The -vORS flag tells awk to add the pipe ("|") at the end of each line.

The '{ print $1 }' portition just prints the line out.

If we run the above command, it should return

1|2|3|4|5|6|

The issue is there is a trailing pipe at the end. Let's remove that. We can do that using sed:

cat ids.txt | awk -vORS="|" '{ print $1 }' | sed 's/|$//'

The argument to sed tells it to do a search and replace on each line. It looks for a trailing pipe |$ and replaces it with nothing //

Now that final step is to adapt our shell script to now dynamically create the regular expression instead of hardcoding the IDs.

DB=wordpress
mysql $DB -e "SHOW TABLES" -s |
  egrep "^wp_(`cat ids.txt | awk -vORS="|" '{ print $1 }' | sed 's/|$//'`)_" |
  grep -oP 'wp_\K\d+(?=_)' | uniq |
  xargs -I "@@" mysql $DB -e "DELETE FROM wp_blogs WHERE blog_id = @@"

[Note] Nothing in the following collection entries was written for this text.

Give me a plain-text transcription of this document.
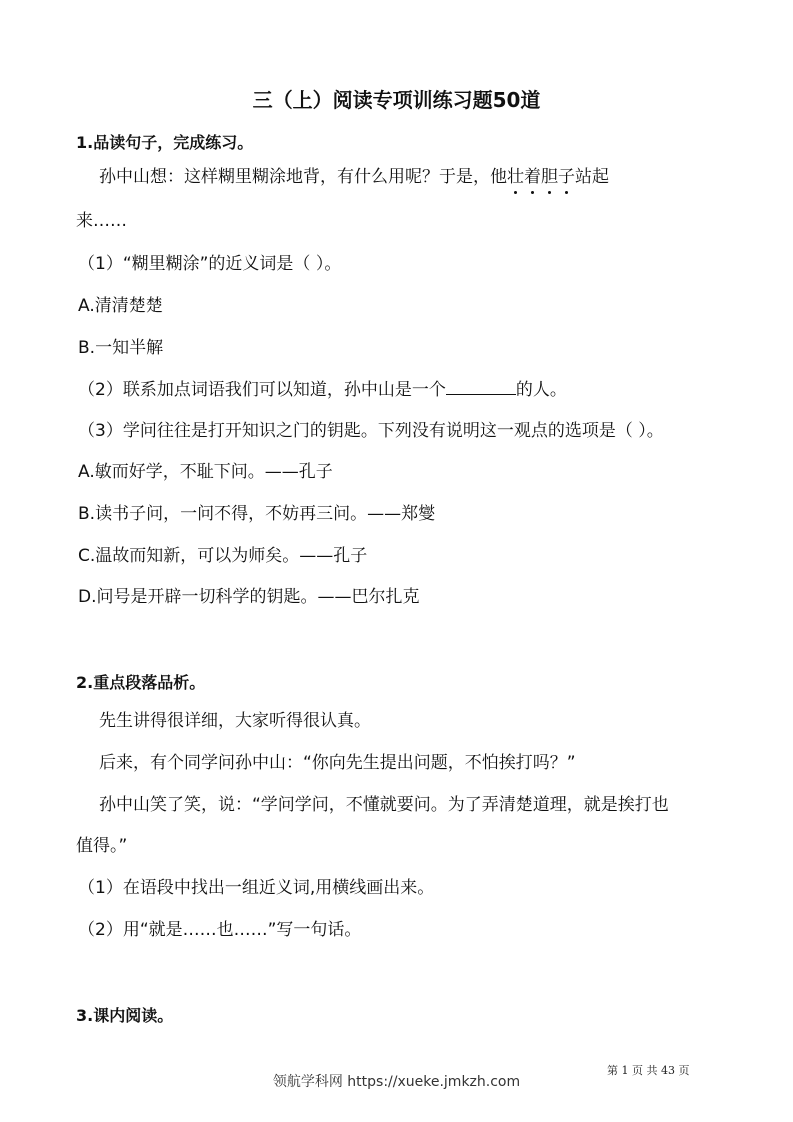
三（上）阅读专项训练习题50道
1.品读句子，完成练习。
孙中山想：这样糊里糊涂地背，有什么用呢？于是，他壮着胆子站起
来……
（1）“糊里糊涂”的近义词是（ ）。
A.清清楚楚
B.一知半解
（2）联系加点词语我们可以知道，孙中山是一个	的人。
（3）学问往往是打开知识之门的钥匙。下列没有说明这一观点的选项是（ ）。
A.敏而好学，不耻下问。——孔子
B.读书子问，一问不得，不妨再三问。——郑燮
C.温故而知新，可以为师矣。——孔子
D.问号是开辟一切科学的钥匙。——巴尔扎克
2.重点段落品析。
先生讲得很详细，大家听得很认真。
后来，有个同学问孙中山：“你向先生提出问题，不怕挨打吗？”
孙中山笑了笑，说：“学问学问，不懂就要问。为了弄清楚道理，就是挨打也
值得。”
（1）在语段中找出一组近义词,用横线画出来。
（2）用“就是……也……”写一句话。
3.课内阅读。
第 1 页 共 43 页
领航学科网 https://xueke.jmkzh.com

mysql $DB -e "SHOW TABLES" -s |
  egep "^wp_(`cat ids.txt | awk -vORS="|" '{ print $1 }' | sed 's/|$//'`)_" -v |
  egrep "^wp_[0-9]" |
  xargs -I "@@" mysql $DB -e "DROP TABLE @@"

There's the final script!

Here is a raw gist link for easy download

Hopefully this helps someone out there! I had a lot of fun putting it together.